So, the very excellent book, Fields of Blood by Karen Armstrong delves into the neurological underpinnings of religion. Essentially, the human brain has three main structures. One responsible for survival, one responsible for modeling the thought processes of other humans and animals, and one responsible for thinking. The parts responsible for survival and modeling in our current existence mostly play a subconscious role but in prehistoric humanity, it was the thinking part that got expressed the least.
Humans didn’t evolve instincts sufficient to hunt and kill prey, so we had to learn how to do it. In order to effectively hunt an animal you have to understand it. What happens as you understand something more and more? You develop empathy towards it. Humans came to love the very animals they were killing and eating for food.
This creates quite a bit of cognitive dissonance that needed to be resolved. Enter the thinking part of the brain. The thinking part of the brain takes, on one hand, the need to kill and eat to survive, and, on the other, our growing love and empathy for these creatures, and works hard to reconcile them. What it inevitably comes up with, in all tribes, all societies around the world, is a justification in the form of divine command.
Other animals do not need this reconciliation, they can hunt and kill and eat with no remorse towards their prey. Animals feel emotions, but the emotions do not get in the way of their survival because they don’t have the same level of development in their prefrontal cortexes as we do.
Humans, due to our big, powerful brains, need justification. Religion provides us with that. If you keep reading Armstrong’s book, you see that this need of ours is directly involved in the building and continuance of civilization. The whole “divine right of kings” is just more of this religious justification for doing hard, ugly things to people that don’t deserve it in order to preserve survival.
Of course, religion serves far more roles in society than just granting kings the right to be extreme assholes. It served as the underpinnings of trade and cooperation. It’s impossible to build a better world for your children if you can’t trust your neighbors. Religion provided a common culture so that people could cooperate given their shared values.
Those are the two main roles religion played for humanity up until modern times. Now that those roles are no longer necessary, religion has taken a back seat. It turns out people prefer to create their own meaning in life rather than to allow shared cultural and religious ideas define who they are. Religion, even to the religious, bears so little resemblance to what it was like even a hundred years ago, that we can effectively declare that mode of life dead. No one even remembers what it’s like anymore to live in a truly religious society.
How I would define religion, in evolutionary terms, is as a cultural adaptation similar to tool use in crows. It faded somewhere around fifty to a hundred years ago due to lack of any real purpose. Crows don’t use tools if there’s nothing to do with them, and we no longer need to reconcile the gross application of violence onto the undeserving for the purposes of survival.

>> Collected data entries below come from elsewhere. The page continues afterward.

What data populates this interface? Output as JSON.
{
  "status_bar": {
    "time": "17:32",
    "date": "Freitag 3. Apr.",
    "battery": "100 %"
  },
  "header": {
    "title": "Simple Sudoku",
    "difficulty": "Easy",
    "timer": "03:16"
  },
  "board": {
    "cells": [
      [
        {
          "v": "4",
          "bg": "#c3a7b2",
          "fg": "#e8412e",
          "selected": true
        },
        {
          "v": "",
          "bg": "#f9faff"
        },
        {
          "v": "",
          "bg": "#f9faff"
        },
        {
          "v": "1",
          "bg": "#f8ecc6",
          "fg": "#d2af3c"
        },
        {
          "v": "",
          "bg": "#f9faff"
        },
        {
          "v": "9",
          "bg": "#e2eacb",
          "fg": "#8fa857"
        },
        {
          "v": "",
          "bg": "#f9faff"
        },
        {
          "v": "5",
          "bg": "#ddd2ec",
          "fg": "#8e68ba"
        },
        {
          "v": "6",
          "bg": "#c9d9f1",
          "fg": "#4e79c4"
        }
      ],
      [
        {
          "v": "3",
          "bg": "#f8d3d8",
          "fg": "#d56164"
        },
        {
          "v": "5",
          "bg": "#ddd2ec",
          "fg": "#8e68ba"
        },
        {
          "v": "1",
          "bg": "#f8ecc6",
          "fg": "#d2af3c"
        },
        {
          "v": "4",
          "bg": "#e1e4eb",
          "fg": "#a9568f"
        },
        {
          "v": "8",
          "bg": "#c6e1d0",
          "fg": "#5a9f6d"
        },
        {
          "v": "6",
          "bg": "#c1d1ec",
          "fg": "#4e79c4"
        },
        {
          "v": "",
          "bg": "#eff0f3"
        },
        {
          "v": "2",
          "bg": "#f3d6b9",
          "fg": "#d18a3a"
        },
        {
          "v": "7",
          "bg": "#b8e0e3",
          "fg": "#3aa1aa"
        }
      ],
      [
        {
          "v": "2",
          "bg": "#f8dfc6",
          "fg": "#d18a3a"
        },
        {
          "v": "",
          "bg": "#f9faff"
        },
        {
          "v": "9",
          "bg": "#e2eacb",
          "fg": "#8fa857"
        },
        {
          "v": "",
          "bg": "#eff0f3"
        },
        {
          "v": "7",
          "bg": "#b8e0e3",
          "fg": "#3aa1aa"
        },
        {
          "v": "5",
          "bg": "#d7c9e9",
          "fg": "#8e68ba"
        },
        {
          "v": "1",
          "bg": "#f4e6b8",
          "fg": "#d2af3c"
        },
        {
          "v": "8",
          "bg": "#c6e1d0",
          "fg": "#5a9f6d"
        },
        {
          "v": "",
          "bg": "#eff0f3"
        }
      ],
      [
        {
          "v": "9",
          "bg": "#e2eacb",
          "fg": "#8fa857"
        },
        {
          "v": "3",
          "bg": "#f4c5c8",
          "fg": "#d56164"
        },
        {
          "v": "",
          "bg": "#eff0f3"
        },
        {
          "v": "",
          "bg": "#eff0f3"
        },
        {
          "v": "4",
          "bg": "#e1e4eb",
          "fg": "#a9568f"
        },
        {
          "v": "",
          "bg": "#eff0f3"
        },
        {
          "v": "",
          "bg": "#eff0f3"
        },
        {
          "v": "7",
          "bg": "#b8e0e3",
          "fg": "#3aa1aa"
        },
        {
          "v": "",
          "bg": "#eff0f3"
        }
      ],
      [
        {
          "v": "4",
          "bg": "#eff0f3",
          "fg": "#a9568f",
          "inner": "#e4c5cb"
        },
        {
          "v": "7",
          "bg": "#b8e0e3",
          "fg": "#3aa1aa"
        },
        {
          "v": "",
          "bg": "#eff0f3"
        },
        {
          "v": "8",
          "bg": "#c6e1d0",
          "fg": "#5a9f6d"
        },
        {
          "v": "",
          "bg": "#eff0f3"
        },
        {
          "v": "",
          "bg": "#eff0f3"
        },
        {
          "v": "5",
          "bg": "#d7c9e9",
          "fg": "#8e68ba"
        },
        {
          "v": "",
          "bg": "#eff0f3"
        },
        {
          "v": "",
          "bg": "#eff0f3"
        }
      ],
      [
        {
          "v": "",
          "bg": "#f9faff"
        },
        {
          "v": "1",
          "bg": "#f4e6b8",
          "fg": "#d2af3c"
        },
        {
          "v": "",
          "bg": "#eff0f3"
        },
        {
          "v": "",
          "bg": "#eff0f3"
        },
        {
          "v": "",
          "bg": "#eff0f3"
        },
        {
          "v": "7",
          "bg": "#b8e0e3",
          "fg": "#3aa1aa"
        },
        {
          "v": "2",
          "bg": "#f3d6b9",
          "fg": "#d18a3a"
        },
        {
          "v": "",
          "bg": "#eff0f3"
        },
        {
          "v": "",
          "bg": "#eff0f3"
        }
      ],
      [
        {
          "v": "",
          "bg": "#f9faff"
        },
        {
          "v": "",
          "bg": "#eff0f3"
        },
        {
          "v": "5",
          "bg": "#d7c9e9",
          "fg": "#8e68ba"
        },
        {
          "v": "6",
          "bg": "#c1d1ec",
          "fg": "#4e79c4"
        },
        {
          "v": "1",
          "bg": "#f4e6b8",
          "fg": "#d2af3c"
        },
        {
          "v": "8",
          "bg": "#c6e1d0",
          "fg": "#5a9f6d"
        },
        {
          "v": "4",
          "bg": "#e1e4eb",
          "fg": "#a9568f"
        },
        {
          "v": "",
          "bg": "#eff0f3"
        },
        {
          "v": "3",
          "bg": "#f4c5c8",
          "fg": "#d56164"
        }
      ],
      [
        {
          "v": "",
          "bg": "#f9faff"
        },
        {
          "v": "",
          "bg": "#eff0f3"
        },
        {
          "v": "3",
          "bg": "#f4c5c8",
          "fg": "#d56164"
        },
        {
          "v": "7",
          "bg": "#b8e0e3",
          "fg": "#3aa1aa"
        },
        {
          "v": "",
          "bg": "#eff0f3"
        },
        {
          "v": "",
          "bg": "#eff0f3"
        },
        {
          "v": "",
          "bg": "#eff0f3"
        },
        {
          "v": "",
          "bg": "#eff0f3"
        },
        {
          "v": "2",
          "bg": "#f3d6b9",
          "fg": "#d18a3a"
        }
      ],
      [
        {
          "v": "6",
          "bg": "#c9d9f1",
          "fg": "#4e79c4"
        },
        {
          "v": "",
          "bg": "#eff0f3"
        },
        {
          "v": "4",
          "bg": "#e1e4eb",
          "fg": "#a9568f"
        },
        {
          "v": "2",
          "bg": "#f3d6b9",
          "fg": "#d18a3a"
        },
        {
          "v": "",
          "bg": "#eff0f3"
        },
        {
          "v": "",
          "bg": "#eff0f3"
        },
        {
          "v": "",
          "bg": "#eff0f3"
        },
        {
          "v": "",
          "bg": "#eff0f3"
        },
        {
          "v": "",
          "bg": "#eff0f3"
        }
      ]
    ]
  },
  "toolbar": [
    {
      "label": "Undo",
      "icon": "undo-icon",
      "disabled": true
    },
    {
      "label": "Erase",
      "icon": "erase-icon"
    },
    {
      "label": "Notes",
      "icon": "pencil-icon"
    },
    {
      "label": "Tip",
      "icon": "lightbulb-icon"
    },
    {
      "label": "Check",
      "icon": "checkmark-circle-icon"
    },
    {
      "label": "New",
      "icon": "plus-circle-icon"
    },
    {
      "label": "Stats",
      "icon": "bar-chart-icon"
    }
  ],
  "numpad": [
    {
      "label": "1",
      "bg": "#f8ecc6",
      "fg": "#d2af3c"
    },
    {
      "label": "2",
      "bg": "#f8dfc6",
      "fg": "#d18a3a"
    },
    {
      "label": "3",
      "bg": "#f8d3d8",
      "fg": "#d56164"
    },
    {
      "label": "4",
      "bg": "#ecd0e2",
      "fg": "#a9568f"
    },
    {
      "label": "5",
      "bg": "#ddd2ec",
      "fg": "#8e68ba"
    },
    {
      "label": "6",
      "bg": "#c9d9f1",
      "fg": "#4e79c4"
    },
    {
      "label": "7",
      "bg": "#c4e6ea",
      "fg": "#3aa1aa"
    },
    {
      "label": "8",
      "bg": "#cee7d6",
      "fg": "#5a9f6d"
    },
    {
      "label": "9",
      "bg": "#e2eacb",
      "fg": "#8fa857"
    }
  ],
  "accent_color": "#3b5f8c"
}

What’s taken its place is a somewhat different adaptation that serves a different purpose, spirituality. Spirituality specifically deals with meaning and purpose. How does one create these things in a world where none is given to you. In the old world, survival gave people meaning. But now that survival is mostly guaranteed, we must find meaning in other ways. The survival part of our brain is less involved. We don’t have to kill the undeserving for survival, at least, we don’t have to watch our factory farms doing awful things to beautiful creatures. So spirituality revolves between the modeling part of our brains, that part that creates empathy, and our thinking part.